Allen Banks recent post on his brake light problems and the resulting brake light switch discussion that resulted is what prompts this post on my "thoughts" ref brake light switches:
I recently bought an enclosed car hauler trailer, and the electric trailer brake controller I now have is the cause of my "thoughts" about brake light switches:
I just barely understand how this thing works, but I know that it includes some kind of a little "pendulum" inside that is very sensitive to any change in the forward motion of the tow vehicle. Because it works so well, and is so reliably responsive to any degree of slowing of the tow vehicle, I just wonder why the same type sensing device could not be used to activate brake lights instead of the electric trailer brakes,....??? Probably possible but too costly?

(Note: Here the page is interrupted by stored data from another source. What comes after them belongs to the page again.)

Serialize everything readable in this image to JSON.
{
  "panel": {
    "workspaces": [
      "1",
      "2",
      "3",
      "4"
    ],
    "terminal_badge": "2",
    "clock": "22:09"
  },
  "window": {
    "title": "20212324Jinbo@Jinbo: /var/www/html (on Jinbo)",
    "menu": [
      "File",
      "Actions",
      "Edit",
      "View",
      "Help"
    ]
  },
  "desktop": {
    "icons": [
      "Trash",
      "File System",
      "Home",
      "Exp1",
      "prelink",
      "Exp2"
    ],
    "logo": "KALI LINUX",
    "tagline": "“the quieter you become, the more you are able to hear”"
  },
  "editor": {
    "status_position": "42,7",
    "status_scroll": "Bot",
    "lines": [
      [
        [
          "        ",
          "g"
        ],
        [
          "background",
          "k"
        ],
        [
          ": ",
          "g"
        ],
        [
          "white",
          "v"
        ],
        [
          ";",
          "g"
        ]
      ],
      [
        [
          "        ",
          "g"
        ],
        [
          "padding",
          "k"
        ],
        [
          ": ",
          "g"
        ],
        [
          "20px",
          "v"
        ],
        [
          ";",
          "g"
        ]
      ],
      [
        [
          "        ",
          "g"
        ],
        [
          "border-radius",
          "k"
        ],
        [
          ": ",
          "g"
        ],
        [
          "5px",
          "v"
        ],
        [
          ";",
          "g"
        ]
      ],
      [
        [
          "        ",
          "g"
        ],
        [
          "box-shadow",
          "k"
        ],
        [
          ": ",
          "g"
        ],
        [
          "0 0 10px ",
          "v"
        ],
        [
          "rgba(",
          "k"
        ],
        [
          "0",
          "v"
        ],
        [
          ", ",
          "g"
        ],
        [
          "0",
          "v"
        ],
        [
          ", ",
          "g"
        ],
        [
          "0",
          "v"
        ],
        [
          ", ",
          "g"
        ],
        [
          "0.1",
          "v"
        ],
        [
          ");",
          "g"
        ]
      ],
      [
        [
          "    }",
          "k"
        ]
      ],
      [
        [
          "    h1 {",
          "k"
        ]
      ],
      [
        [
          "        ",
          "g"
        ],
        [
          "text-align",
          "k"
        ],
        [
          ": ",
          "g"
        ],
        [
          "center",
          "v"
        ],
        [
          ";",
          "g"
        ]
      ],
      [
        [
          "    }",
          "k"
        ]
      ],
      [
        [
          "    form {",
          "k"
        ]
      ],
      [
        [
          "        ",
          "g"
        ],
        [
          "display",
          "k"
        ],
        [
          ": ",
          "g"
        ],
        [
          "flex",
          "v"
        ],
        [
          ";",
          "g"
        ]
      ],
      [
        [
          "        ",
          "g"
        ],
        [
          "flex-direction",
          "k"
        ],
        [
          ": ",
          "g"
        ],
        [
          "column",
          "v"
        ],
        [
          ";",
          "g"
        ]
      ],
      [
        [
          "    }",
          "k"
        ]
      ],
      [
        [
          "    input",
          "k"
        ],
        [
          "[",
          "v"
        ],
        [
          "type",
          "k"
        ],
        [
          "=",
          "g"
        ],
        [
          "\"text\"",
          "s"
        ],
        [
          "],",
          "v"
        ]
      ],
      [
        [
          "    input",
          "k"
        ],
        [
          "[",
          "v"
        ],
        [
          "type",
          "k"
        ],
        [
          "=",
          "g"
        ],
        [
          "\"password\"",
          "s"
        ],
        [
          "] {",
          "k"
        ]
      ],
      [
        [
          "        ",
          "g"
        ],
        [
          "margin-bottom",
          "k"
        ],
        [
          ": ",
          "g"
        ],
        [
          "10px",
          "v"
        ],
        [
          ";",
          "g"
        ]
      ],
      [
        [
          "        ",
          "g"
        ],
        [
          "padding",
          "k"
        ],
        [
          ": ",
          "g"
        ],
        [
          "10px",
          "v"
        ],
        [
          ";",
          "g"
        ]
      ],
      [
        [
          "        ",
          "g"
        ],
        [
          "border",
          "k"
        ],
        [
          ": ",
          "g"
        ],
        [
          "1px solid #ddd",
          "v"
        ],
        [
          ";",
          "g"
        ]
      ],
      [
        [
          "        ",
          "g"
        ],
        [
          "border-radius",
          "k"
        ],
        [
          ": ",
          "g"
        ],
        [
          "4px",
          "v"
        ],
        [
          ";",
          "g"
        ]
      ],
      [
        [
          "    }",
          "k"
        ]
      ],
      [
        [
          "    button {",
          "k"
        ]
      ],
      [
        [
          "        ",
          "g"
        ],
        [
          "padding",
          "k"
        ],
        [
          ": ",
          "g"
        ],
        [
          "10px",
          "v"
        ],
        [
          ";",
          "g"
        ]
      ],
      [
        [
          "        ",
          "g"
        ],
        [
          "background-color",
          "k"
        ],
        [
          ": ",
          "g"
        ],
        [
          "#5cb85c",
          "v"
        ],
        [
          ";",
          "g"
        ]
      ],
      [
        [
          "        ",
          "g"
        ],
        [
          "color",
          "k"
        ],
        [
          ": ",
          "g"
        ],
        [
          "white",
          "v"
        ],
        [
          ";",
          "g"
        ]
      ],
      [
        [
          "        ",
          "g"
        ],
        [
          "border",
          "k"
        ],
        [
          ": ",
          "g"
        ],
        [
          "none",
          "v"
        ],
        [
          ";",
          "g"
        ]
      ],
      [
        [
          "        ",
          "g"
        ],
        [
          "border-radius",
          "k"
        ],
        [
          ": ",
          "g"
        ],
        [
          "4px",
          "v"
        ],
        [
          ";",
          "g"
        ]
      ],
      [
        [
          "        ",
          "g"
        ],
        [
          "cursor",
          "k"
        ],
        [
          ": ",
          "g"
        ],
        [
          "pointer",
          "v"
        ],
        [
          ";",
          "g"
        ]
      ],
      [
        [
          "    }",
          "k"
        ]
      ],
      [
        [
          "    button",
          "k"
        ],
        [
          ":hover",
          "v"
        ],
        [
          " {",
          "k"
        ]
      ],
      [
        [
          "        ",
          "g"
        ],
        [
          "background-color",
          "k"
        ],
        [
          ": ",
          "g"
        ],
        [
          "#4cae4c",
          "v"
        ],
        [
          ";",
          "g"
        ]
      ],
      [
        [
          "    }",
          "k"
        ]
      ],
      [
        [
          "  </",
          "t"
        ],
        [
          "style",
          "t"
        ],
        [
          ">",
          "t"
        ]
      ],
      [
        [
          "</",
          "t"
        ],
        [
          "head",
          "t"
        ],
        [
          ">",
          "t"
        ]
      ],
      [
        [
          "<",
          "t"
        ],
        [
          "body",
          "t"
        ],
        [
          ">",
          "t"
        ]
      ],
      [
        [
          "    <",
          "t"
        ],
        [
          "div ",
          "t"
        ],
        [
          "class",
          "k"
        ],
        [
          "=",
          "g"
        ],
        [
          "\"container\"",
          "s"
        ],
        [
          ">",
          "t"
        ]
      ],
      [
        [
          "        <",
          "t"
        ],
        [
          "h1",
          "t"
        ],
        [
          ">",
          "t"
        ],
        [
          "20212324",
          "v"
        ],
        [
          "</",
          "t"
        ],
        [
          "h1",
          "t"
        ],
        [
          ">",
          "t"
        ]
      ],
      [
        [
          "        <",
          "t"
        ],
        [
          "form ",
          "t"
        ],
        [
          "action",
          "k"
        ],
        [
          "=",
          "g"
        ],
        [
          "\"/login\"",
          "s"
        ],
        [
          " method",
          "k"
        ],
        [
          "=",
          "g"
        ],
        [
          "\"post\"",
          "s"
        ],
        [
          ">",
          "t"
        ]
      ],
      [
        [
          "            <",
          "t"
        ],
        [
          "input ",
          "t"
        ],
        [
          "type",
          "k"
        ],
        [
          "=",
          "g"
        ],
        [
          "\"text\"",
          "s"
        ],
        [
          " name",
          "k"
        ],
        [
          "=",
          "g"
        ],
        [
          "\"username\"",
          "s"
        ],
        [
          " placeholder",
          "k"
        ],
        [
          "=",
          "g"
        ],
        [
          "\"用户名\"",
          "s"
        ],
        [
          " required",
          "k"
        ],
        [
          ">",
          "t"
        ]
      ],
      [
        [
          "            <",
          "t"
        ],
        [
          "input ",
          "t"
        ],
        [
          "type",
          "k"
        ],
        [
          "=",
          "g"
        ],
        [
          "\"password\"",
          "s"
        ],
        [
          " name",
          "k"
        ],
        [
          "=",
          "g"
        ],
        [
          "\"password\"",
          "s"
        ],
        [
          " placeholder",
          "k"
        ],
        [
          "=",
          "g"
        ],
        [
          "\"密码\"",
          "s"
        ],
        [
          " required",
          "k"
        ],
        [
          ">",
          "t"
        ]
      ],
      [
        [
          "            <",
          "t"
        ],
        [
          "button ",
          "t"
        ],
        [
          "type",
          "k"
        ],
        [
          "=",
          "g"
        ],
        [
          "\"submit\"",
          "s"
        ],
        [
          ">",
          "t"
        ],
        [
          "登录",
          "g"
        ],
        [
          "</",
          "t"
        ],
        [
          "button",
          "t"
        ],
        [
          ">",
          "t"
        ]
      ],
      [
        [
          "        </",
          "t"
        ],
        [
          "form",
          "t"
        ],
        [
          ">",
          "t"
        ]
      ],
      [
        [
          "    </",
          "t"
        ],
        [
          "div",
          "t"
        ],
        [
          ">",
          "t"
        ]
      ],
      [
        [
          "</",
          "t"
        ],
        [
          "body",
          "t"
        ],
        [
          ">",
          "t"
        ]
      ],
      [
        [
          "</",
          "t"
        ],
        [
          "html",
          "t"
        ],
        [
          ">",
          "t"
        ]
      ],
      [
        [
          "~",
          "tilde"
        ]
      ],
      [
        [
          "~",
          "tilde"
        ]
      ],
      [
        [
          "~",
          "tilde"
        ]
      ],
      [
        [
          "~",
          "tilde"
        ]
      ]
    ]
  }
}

But then again, this whole trailer brake controller is available nowadays for just over a hundred bucks! Just a thought,.....harold
The idea of the pendulum control that is used with a trailer is to give you more braking if you need it because the vehicle has more momentum when it has more speed. If the vehicle is just barely moving the trailer brakes may not be applied at all or very little since they are not needed. That control if applied to a light would give you a dim light or none when you have applied the brake pedal at low speed but that is not the purpose of the brake light switch. The brake lights are supposed to signal instantly and brightly when the driver has applied the brake pedal with his foot. It is more than anything a WARNING to alert you that the driver sees a reason to slow down. You may not know why but you instinctively will move your own foot toward the brake pedal when you see that light. The brake light switch needs to be totally reliable and fast acting to give you a true switch ON when you need it to warn folks behind you. In a T if you are going to get in an accident most likely you are going to get hit in the rear so light it up brightly. A trailer brake controller is a sophisticated "proportional" control that applies the trailer brakes power proportionately to the need that the conditions dictate.